Taking this distance in centimetres, multiplied by 200, then gives you the volume of the pleural effusion plus or minus 10% in its accuracy.
To quantify the pleural effusion, a measurement is taken from the diaphragm to the lung where the collapsed lung segment joins the remainder of the lung.
We then inserted a small intercostal catheter with ultrasound guidance (to improve safety and quality)
This is the intercostal catheter bottle where 1435 mL drained within 15 minutes, and a further 80 mL drained over the next 24-hours. Notice that the suction is placed on maximum (40 cm of water) which further facilitates lung expansion.

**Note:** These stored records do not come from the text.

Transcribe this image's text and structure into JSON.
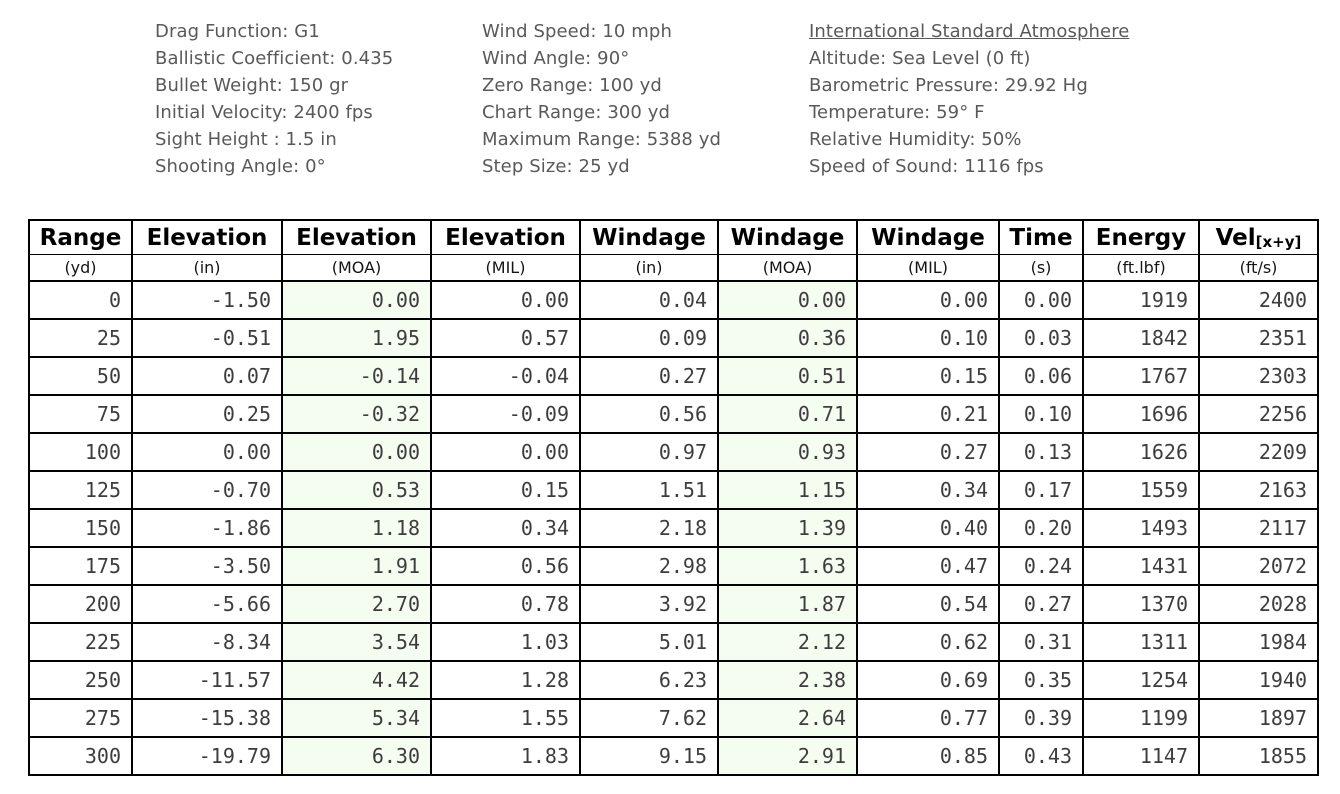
{
  "params": {
    "ballistics": [
      "Drag Function: G1",
      "Ballistic Coefficient: 0.435",
      "Bullet Weight: 150 gr",
      "Initial Velocity: 2400 fps",
      "Sight Height : 1.5 in",
      "Shooting Angle: 0°"
    ],
    "wind": [
      "Wind Speed: 10 mph",
      "Wind Angle: 90°",
      "Zero Range: 100 yd",
      "Chart Range: 300 yd",
      "Maximum Range: 5388 yd",
      "Step Size: 25 yd"
    ],
    "atmosphere_title": "International Standard Atmosphere",
    "atmosphere": [
      "Altitude: Sea Level (0 ft)",
      "Barometric Pressure: 29.92 Hg",
      "Temperature: 59° F",
      "Relative Humidity: 50%",
      "Speed of Sound: 1116 fps"
    ]
  },
  "chart_data": {
    "type": "table",
    "columns": [
      {
        "name": "Range",
        "unit": "(yd)"
      },
      {
        "name": "Elevation",
        "unit": "(in)"
      },
      {
        "name": "Elevation",
        "unit": "(MOA)"
      },
      {
        "name": "Elevation",
        "unit": "(MIL)"
      },
      {
        "name": "Windage",
        "unit": "(in)"
      },
      {
        "name": "Windage",
        "unit": "(MOA)"
      },
      {
        "name": "Windage",
        "unit": "(MIL)"
      },
      {
        "name": "Time",
        "unit": "(s)"
      },
      {
        "name": "Energy",
        "unit": "(ft.lbf)"
      },
      {
        "name": "Vel",
        "sub": "[x+y]",
        "unit": "(ft/s)"
      }
    ],
    "rows": [
      [
        "0",
        "-1.50",
        "0.00",
        "0.00",
        "0.04",
        "0.00",
        "0.00",
        "0.00",
        "1919",
        "2400"
      ],
      [
        "25",
        "-0.51",
        "1.95",
        "0.57",
        "0.09",
        "0.36",
        "0.10",
        "0.03",
        "1842",
        "2351"
      ],
      [
        "50",
        "0.07",
        "-0.14",
        "-0.04",
        "0.27",
        "0.51",
        "0.15",
        "0.06",
        "1767",
        "2303"
      ],
      [
        "75",
        "0.25",
        "-0.32",
        "-0.09",
        "0.56",
        "0.71",
        "0.21",
        "0.10",
        "1696",
        "2256"
      ],
      [
        "100",
        "0.00",
        "0.00",
        "0.00",
        "0.97",
        "0.93",
        "0.27",
        "0.13",
        "1626",
        "2209"
      ],
      [
        "125",
        "-0.70",
        "0.53",
        "0.15",
        "1.51",
        "1.15",
        "0.34",
        "0.17",
        "1559",
        "2163"
      ],
      [
        "150",
        "-1.86",
        "1.18",
        "0.34",
        "2.18",
        "1.39",
        "0.40",
        "0.20",
        "1493",
        "2117"
      ],
      [
        "175",
        "-3.50",
        "1.91",
        "0.56",
        "2.98",
        "1.63",
        "0.47",
        "0.24",
        "1431",
        "2072"
      ],
      [
        "200",
        "-5.66",
        "2.70",
        "0.78",
        "3.92",
        "1.87",
        "0.54",
        "0.27",
        "1370",
        "2028"
      ],
      [
        "225",
        "-8.34",
        "3.54",
        "1.03",
        "5.01",
        "2.12",
        "0.62",
        "0.31",
        "1311",
        "1984"
      ],
      [
        "250",
        "-11.57",
        "4.42",
        "1.28",
        "6.23",
        "2.38",
        "0.69",
        "0.35",
        "1254",
        "1940"
      ],
      [
        "275",
        "-15.38",
        "5.34",
        "1.55",
        "7.62",
        "2.64",
        "0.77",
        "0.39",
        "1199",
        "1897"
      ],
      [
        "300",
        "-19.79",
        "6.30",
        "1.83",
        "9.15",
        "2.91",
        "0.85",
        "0.43",
        "1147",
        "1855"
      ]
    ],
    "highlighted_columns": [
      "Elevation (MOA)",
      "Windage (MOA)"
    ]
  },
  "colors": {
    "moa_column_highlight": "#f5fcf0",
    "table_border": "#000000",
    "data_text": "#3d3d3d",
    "info_text": "#595959"
  }
}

This video demonstrates the diaphragm and the spleen on the left half of the screen and the air artefact of the inflated lung moving left to right as the diaphragm moves up and down with respiration. This is a fully inflated lung and therefore, we did not need to perform a chest x-ray which meant the patient got no radiation. And what’s more, when we removed the intercostal catheter we performed another ultrasound to check that the lung remained fully inflated and again did not need to give the patient any radiation.
So why should a medical student have lung ultrasound training mandated?
Simply this imaging technology is vastly superior to the current technology (stethoscope and clinical examination) and is also better in many circumstances than a chest x-ray which comes with the additional risk of a dose of radiation. It is very easy to learn and very rapid to perform. The ultrasound technology is becoming much more widely available and within a short space of time, the wider availability of pocket ultrasound machines will make this a practical reality.
So what do you think? Should the medical students be trained and ready for this technology?